This past Sunday, I went to a sand mandala destruction ceremony at Amherst College that I heard about through Hilltown Families.
We got to the Frost Library right as the ceremony was starting, and the place was crowded. There were rings of people around the table that the mandala was constructed on. The monks talked a little about their experience constructing mandalas, the variety of sand mandalas that exist, etc. All throughout the ceremony, people kept taking pictures. At one point, a woman pushed her way to the front row, knelt down, and started clicking away with a professional looking camera. It struck me as funny that we try to capture the images of a ceremony that’s meant to be about the impermanence of things. Not that I was above it all in some serene detachment from the material world.—I thought about taking a picture, too.
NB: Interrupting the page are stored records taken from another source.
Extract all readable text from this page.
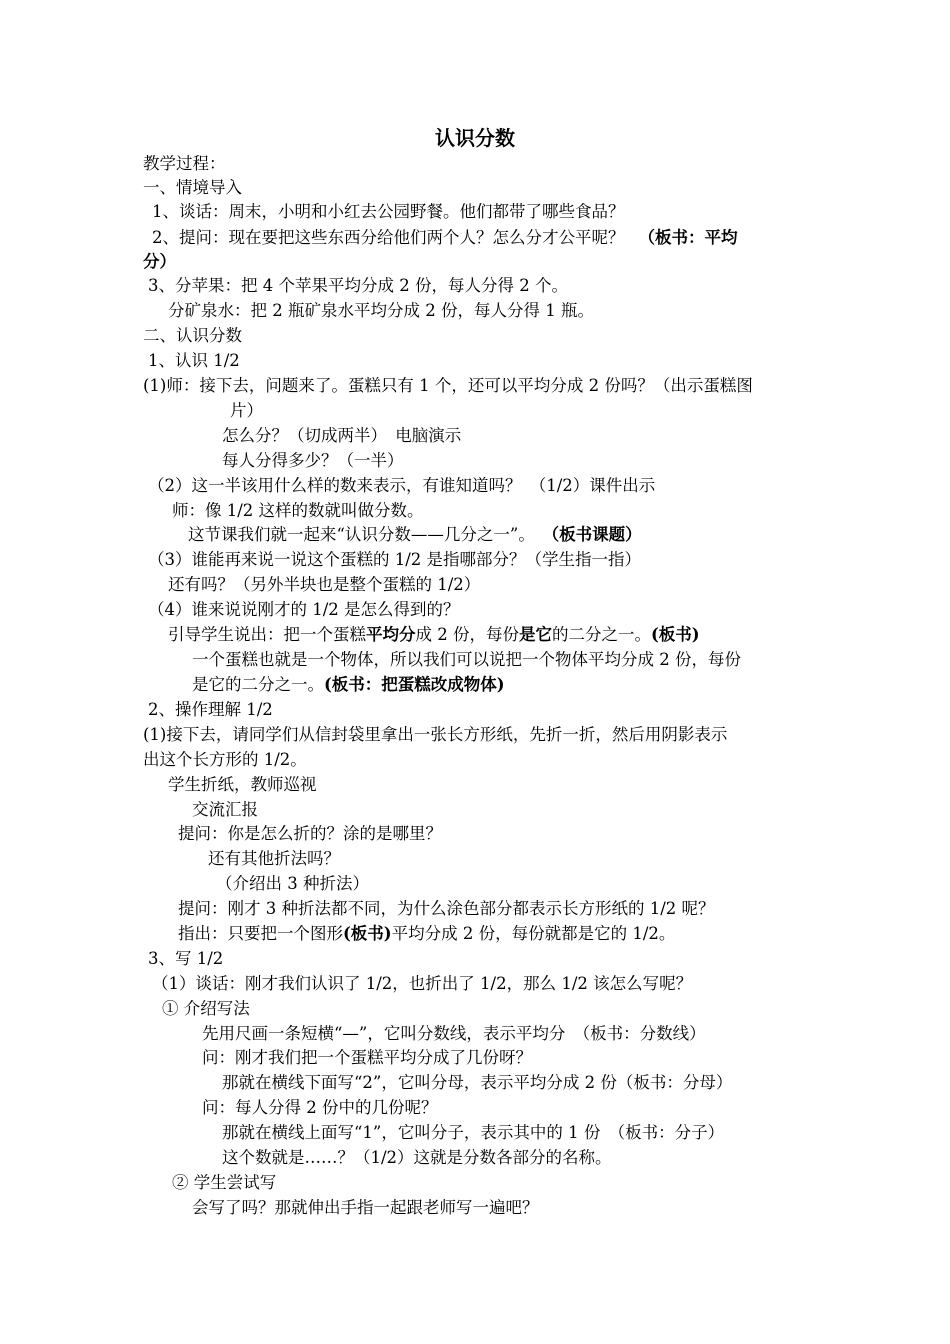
认识分数
教学过程：
一、情境导入
1、谈话：周末，小明和小红去公园野餐。他们都带了哪些食品？
2、提问：现在要把这些东西分给他们两个人？怎么分才公平呢？ （板书：平均
分）
3、分苹果：把 4 个苹果平均分成 2 份，每人分得 2 个。
分矿泉水：把 2 瓶矿泉水平均分成 2 份，每人分得 1 瓶。
二、认识分数
1、认识 1/2
(1)师：接下去，问题来了。蛋糕只有 1 个，还可以平均分成 2 份吗？（出示蛋糕图
片）
怎么分？（切成两半）　电脑演示
每人分得多少？（一半）
（2）这一半该用什么样的数来表示，有谁知道吗？　（1/2）课件出示
师：像 1/2 这样的数就叫做分数。
这节课我们就一起来“认识分数——几分之一”。 （板书课题）
（3）谁能再来说一说这个蛋糕的 1/2 是指哪部分？（学生指一指）
还有吗？（另外半块也是整个蛋糕的 1/2）
（4）谁来说说刚才的 1/2 是怎么得到的？
引导学生说出：把一个蛋糕平均分成 2 份，每份是它的二分之一。(板书)
一个蛋糕也就是一个物体，所以我们可以说把一个物体平均分成 2 份，每份
是它的二分之一。(板书：把蛋糕改成物体)
2、操作理解 1/2
(1)接下去，请同学们从信封袋里拿出一张长方形纸，先折一折，然后用阴影表示
出这个长方形的 1/2。
学生折纸，教师巡视
交流汇报
提问：你是怎么折的？涂的是哪里？
还有其他折法吗？
（介绍出 3 种折法）
提问：刚才 3 种折法都不同，为什么涂色部分都表示长方形纸的 1/2 呢？
指出：只要把一个图形(板书)平均分成 2 份，每份就都是它的 1/2。
3、写 1/2
（1）谈话：刚才我们认识了 1/2，也折出了 1/2，那么 1/2 该怎么写呢？
① 介绍写法
先用尺画一条短横“—”，它叫分数线，表示平均分　（板书：分数线）
问：刚才我们把一个蛋糕平均分成了几份呀？
那就在横线下面写“2”，它叫分母，表示平均分成 2 份（板书：分母）
问：每人分得 2 份中的几份呢？
那就在横线上面写“1”，它叫分子，表示其中的 1 份　（板书：分子）
这个数就是……？（1/2）这就是分数各部分的名称。
② 学生尝试写
会写了吗？那就伸出手指一起跟老师写一遍吧？
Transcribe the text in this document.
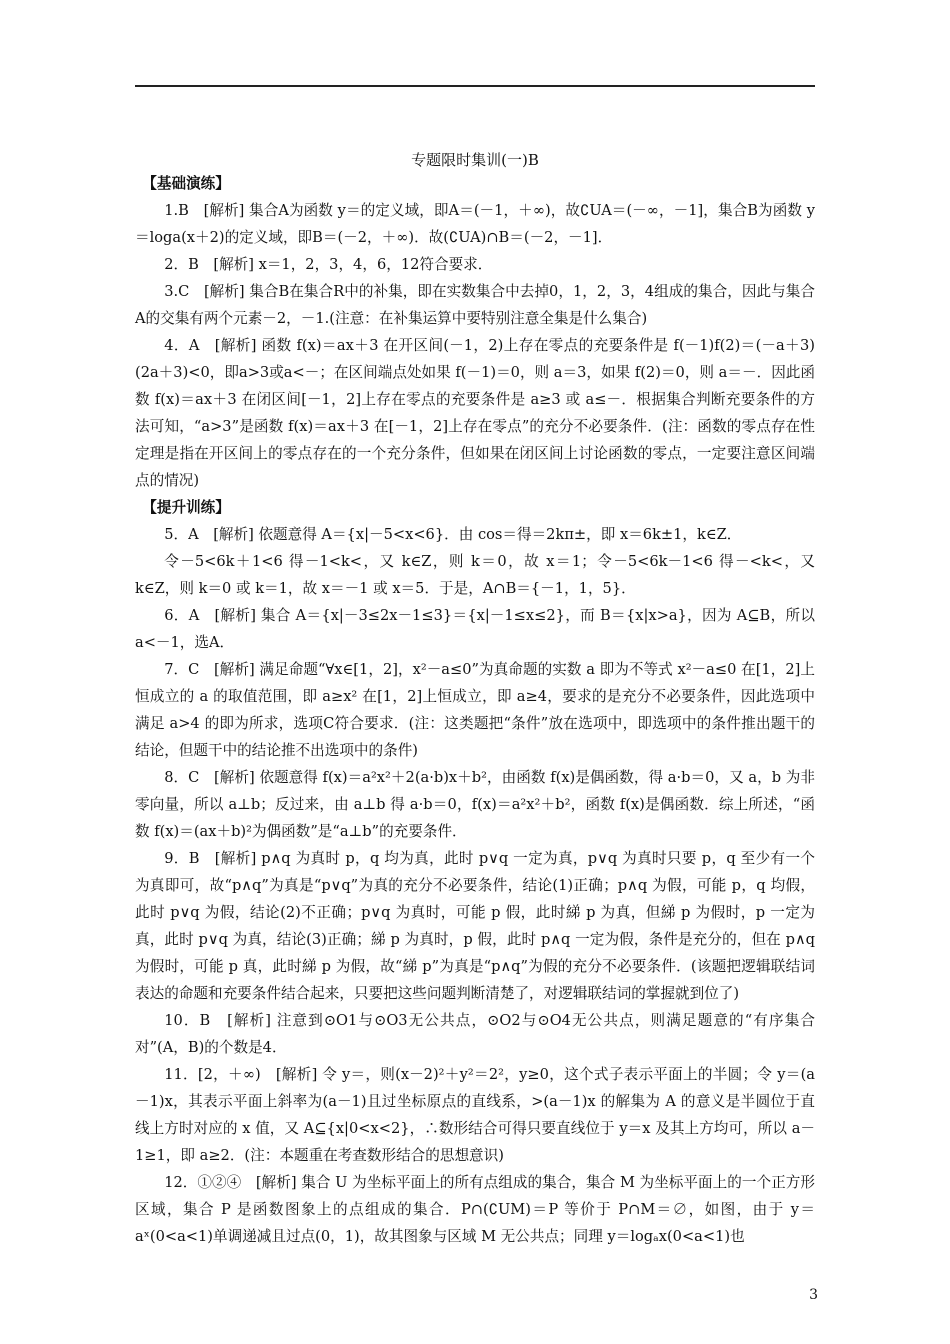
专题限时集训(一)B

【基础演练】

1.B　[解析] 集合A为函数 y＝的定义域，即A＝(－1，＋∞)，故∁UA＝(－∞，－1]，集合B为函数 y＝loga(x＋2)的定义域，即B＝(－2，＋∞)．故(∁UA)∩B＝(－2，－1]．

2．B　[解析] x＝1，2，3，4，6，12符合要求．

3.C　[解析] 集合B在集合R中的补集，即在实数集合中去掉0，1，2，3，4组成的集合，因此与集合A的交集有两个元素－2，－1.(注意：在补集运算中要特别注意全集是什么集合)

4．A　[解析] 函数 f(x)＝ax＋3 在开区间(－1，2)上存在零点的充要条件是 f(－1)f(2)＝(－a＋3)(2a＋3)<0，即a>3或a<－；在区间端点处如果 f(－1)＝0，则 a＝3，如果 f(2)＝0，则 a＝－．因此函数 f(x)＝ax＋3 在闭区间[－1，2]上存在零点的充要条件是 a≥3 或 a≤－．根据集合判断充要条件的方法可知，“a>3”是函数 f(x)＝ax＋3 在[－1，2]上存在零点”的充分不必要条件．(注：函数的零点存在性定理是指在开区间上的零点存在的一个充分条件，但如果在闭区间上讨论函数的零点，一定要注意区间端点的情况)

【提升训练】

5．A　[解析] 依题意得 A＝{x|－5<x<6}．由 cos＝得＝2kπ±，即 x＝6k±1，k∈Z．

令－5<6k＋1<6 得－1<k<，又 k∈Z，则 k＝0，故 x＝1；令－5<6k－1<6 得－<k<，又 k∈Z，则 k＝0 或 k＝1，故 x＝－1 或 x＝5．于是，A∩B＝{－1，1，5}．

6．A　[解析] 集合 A＝{x|－3≤2x－1≤3}＝{x|－1≤x≤2}，而 B＝{x|x>a}，因为 A⊆B，所以 a<－1，选A．

7．C　[解析] 满足命题“∀x∈[1，2]，x²－a≤0”为真命题的实数 a 即为不等式 x²－a≤0 在[1，2]上恒成立的 a 的取值范围，即 a≥x² 在[1，2]上恒成立，即 a≥4，要求的是充分不必要条件，因此选项中满足 a>4 的即为所求，选项C符合要求．(注：这类题把“条件”放在选项中，即选项中的条件推出题干的结论，但题干中的结论推不出选项中的条件)

8．C　[解析] 依题意得 f(x)＝a²x²＋2(a·b)x＋b²，由函数 f(x)是偶函数，得 a·b＝0，又 a，b 为非零向量，所以 a⊥b；反过来，由 a⊥b 得 a·b＝0，f(x)＝a²x²＋b²，函数 f(x)是偶函数．综上所述，“函数 f(x)＝(ax＋b)²为偶函数”是“a⊥b”的充要条件．

9．B　[解析] p∧q 为真时 p，q 均为真，此时 p∨q 一定为真，p∨q 为真时只要 p，q 至少有一个为真即可，故“p∧q”为真是“p∨q”为真的充分不必要条件，结论(1)正确；p∧q 为假，可能 p，q 均假，此时 p∨q 为假，结论(2)不正确；p∨q 为真时，可能 p 假，此时綈 p 为真，但綈 p 为假时，p 一定为真，此时 p∨q 为真，结论(3)正确；綈 p 为真时，p 假，此时 p∧q 一定为假，条件是充分的，但在 p∧q 为假时，可能 p 真，此时綈 p 为假，故“綈 p”为真是“p∧q”为假的充分不必要条件．(该题把逻辑联结词表达的命题和充要条件结合起来，只要把这些问题判断清楚了，对逻辑联结词的掌握就到位了)

10．B　[解析] 注意到⊙O1与⊙O3无公共点，⊙O2与⊙O4无公共点，则满足题意的“有序集合对”(A，B)的个数是4．

11．[2，＋∞)　[解析] 令 y＝，则(x－2)²＋y²＝2²，y≥0，这个式子表示平面上的半圆；令 y＝(a－1)x，其表示平面上斜率为(a－1)且过坐标原点的直线系，>(a－1)x 的解集为 A 的意义是半圆位于直线上方时对应的 x 值，又 A⊆{x|0<x<2}，∴数形结合可得只要直线位于 y＝x 及其上方均可，所以 a－1≥1，即 a≥2．(注：本题重在考查数形结合的思想意识)

12．①②④　[解析] 集合 U 为坐标平面上的所有点组成的集合，集合 M 为坐标平面上的一个正方形区域，集合 P 是函数图象上的点组成的集合．P∩(∁UM)＝P 等价于 P∩M＝∅，如图，由于 y＝aˣ(0<a<1)单调递减且过点(0，1)，故其图象与区域 M 无公共点；同理 y＝logₐx(0<a<1)也

3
They took little pinches of sand from each area of the mandala. I wondered if they were going to deconstruct the whole mandala this way, bit by bit. But then one of the monks took this tool that looked a little like a pizza slicer, and cut into the mandala, slashing diagonally across the mandala until the sand blurred together. It was really moving; I don’t think I was the only one in the crowd on the verge of tears.
|(Image of similar ceremony courtesy of nimpitja)|
The two monks gathered up the sand into a ceremonial urn, and a big crowd of people followed the monks down to this stream on campus, where the sand was poured into the water. Then, it was all over. The monks and everyone following them trooped back up the hill. I watched by the stream, with a few other stragglers. It took a long time for the sand to spread through the water.
It was such a cool experience; I wish there were weekly mandala destruction ceremonies to attend. But then again, I guess that would counteract the whole impermanence theme.